Essentially, the government extended liability protection to medical equipment and PPE manufacturers. With this protection in place, manufacturers such as General Motors, Ford, Fitbit and Procter & Gamble were able to quickly launch production lines or repurpose existing ones to make medical equipment such as respirators, ventilators, face shields and masks.

The PREP Act also covered health care facilities that were using these countermeasures. For example, in the event of a PPE shortage — as was seen across the country due to a global shortage — a facility may invoke the immunity from liability if a patient claimed that they contracted COVID-19 at that facility while the facility was reallocating what PPE they had available to them.

In the trenches

In the midst of the pandemic, medical malpractice insurers and the attorneys working with them began planning for a potential tidal wave of lawsuits related to COVID-19, given the potential for morbidity that the diagnosis carried for a significant portion of the population. This would have put a tremendous strain on insurers across the country.

However, the industry so far has seen relatively few cases. In fact, medical malpractice lawsuit filings were down during the pandemic. This was due, in part, to many states implementing a hiatus on filing lawsuits when lockdown restrictions began. Because there are statutes of limitations on filing cases, there may be more COVID-19-based lawsuit filings when those statutes approach their expiration dates. Plaintiffs may file cases in order to buy time hoping that there will be a change in how the courts interpret and apply the immunities. However, in many cases, this situation is still more than a year away.

Returning to normal

In August 2020, when New York’s infection rate was less than 1%, the legislature reduced the scope of the EDTPA to cover only patients with COVID-19, eliminating those tangentially affected by a facility’s COVID-19 care for others. Furthermore, the statute was repealed, thereby ending the immunity for providers treating patients with COVID-19 after April 6, 2021. New York has returned to business as usual for malpractice regulations.

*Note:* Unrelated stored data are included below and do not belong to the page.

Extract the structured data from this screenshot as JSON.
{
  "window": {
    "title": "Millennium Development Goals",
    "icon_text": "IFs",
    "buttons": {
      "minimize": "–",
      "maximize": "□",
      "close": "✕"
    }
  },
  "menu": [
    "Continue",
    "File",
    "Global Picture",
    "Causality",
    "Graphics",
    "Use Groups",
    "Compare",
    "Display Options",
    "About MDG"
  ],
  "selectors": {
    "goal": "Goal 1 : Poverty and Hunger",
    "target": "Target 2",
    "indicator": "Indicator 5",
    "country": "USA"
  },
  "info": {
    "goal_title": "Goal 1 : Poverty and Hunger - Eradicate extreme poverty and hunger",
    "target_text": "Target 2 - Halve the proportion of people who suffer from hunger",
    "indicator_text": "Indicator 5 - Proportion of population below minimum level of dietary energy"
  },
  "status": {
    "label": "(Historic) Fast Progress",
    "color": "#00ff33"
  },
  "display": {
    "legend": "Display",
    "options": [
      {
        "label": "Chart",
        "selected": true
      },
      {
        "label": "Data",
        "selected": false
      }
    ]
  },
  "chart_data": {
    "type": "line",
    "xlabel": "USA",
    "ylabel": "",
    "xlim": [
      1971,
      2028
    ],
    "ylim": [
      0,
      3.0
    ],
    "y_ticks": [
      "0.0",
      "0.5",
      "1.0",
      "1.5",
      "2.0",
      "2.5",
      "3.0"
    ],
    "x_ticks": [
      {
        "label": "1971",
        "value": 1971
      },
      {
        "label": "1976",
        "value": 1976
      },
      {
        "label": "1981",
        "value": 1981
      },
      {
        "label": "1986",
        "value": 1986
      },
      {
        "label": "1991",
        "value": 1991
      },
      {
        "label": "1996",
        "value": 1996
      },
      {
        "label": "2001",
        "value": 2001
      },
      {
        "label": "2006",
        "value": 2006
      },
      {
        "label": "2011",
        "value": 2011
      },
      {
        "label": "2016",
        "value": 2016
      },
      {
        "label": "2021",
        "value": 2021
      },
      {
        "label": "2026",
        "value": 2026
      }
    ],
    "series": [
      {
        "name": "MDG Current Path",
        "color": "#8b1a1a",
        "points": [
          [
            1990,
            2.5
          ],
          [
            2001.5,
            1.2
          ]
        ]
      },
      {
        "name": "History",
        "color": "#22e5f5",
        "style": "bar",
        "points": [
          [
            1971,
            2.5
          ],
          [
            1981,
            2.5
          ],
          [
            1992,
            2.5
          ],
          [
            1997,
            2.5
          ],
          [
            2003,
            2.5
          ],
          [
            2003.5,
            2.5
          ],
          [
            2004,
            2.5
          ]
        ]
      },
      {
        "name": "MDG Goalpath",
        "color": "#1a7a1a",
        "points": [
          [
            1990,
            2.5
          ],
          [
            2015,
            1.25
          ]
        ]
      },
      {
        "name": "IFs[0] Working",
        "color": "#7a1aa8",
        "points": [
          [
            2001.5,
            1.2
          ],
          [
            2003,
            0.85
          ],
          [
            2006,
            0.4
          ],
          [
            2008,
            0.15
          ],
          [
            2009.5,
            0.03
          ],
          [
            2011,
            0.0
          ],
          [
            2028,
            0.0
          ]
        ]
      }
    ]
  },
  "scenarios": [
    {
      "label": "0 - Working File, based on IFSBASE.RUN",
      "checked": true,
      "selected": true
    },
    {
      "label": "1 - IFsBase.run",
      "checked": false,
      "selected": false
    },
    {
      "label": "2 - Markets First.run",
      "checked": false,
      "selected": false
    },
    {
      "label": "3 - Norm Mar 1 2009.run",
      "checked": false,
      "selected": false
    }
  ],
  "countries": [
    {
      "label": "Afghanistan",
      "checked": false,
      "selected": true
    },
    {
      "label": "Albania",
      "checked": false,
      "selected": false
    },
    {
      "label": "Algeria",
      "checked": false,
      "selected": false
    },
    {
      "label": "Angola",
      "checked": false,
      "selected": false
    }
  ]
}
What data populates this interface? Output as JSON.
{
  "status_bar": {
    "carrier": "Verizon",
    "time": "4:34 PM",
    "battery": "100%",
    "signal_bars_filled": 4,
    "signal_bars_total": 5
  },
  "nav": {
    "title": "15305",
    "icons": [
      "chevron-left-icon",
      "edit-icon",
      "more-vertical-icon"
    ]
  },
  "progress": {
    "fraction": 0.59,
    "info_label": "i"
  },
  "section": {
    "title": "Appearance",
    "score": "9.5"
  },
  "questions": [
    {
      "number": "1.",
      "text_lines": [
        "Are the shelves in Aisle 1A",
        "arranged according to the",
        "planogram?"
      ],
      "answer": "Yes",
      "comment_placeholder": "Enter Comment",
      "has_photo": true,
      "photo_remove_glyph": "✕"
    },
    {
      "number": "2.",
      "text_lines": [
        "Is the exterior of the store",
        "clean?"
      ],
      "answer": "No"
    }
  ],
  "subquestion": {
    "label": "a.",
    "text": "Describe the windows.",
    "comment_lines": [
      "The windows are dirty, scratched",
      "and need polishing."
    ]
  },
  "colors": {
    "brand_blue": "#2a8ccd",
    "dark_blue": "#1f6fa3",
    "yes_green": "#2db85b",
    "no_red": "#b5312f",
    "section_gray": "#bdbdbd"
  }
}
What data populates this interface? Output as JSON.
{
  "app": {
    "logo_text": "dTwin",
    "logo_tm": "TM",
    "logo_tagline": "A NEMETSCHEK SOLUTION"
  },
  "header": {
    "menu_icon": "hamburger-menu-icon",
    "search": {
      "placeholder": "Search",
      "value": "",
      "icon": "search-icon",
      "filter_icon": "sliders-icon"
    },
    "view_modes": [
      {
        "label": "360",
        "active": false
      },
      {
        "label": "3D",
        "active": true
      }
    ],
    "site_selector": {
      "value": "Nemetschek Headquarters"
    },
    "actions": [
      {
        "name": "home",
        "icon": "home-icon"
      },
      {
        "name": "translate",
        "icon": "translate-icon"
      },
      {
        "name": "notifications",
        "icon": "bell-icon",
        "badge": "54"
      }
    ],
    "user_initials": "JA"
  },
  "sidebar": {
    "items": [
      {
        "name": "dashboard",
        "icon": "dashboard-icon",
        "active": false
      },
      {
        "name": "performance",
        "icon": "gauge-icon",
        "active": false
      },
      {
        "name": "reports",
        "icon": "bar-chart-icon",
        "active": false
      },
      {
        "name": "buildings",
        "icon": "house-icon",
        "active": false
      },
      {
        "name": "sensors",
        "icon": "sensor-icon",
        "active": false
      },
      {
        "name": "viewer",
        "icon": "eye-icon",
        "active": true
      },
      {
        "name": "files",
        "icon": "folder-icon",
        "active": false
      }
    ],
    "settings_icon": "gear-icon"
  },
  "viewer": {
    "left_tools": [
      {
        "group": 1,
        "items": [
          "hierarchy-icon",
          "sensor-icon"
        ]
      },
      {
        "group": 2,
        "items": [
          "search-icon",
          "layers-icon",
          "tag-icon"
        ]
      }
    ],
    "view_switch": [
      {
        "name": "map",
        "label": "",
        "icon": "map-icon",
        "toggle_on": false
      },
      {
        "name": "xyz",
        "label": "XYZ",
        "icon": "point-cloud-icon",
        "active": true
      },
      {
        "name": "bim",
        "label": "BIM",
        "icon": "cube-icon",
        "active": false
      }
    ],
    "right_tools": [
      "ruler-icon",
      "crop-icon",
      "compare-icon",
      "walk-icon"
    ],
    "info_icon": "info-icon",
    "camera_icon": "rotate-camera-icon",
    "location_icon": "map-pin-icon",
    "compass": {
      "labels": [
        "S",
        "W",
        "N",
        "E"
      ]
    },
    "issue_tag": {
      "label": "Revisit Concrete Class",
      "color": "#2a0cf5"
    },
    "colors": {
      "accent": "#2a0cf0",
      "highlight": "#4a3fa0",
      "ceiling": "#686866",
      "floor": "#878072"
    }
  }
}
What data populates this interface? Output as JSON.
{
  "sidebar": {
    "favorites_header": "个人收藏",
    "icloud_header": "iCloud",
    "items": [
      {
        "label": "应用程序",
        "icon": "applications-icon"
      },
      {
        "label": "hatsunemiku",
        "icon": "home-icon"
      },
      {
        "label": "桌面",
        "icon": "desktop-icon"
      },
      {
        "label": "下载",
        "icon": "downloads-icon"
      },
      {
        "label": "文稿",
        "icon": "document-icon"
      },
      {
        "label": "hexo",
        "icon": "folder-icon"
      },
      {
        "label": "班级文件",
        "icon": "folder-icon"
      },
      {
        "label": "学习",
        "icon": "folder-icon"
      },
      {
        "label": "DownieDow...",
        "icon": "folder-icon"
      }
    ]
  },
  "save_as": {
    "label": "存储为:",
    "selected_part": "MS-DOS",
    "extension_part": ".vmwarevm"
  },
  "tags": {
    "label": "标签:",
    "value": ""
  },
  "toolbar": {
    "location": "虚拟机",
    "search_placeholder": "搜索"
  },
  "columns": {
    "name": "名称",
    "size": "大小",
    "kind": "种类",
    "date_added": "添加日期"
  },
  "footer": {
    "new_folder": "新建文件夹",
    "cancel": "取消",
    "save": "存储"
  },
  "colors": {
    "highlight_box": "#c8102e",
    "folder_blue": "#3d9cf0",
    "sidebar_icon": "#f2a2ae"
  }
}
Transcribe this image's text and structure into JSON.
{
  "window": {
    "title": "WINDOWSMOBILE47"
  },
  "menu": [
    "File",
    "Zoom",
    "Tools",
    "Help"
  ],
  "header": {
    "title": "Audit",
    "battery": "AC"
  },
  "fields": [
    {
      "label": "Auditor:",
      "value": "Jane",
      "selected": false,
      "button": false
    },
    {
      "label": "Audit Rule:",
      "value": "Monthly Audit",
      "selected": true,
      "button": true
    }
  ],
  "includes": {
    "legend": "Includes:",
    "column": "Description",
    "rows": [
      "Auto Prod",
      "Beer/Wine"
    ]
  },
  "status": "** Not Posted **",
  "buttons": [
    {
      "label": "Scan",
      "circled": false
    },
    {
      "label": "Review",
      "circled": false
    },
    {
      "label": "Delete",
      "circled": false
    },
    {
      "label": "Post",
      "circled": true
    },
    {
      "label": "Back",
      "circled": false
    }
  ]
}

Although it has been amended a number of times, the federal PREP Act is still in place, and malpractice insurers, courts and health care professionals are paying close attention to any potential legal aftershocks.

According to Benvenuto, the industry must keep a close watch on how federal courts approach challenges to PREP Act immunities that may be filed. “Although the immunities appear to be ironclad, and cases would likely be dismissed by the court in light of same, any suit that survives an initial motion to dismiss could provide plaintiffs in each state a playbook to filing and maintaining a similar case,” he said.

In the end, the COVID-19 pandemic did not bring about a sea change in medical malpractice regulations or policies. States expanded immunities where and when they had to, and when conditions improved enough to remove those exemptions, it appears most states have gone back to what worked before. Fortunately, this means premiums have not seen a “COVID-19 spike,” but it remains to be seen if this will hold in the future, especially if the Delta variant or another variant proves lasting or if a new pandemic emerges.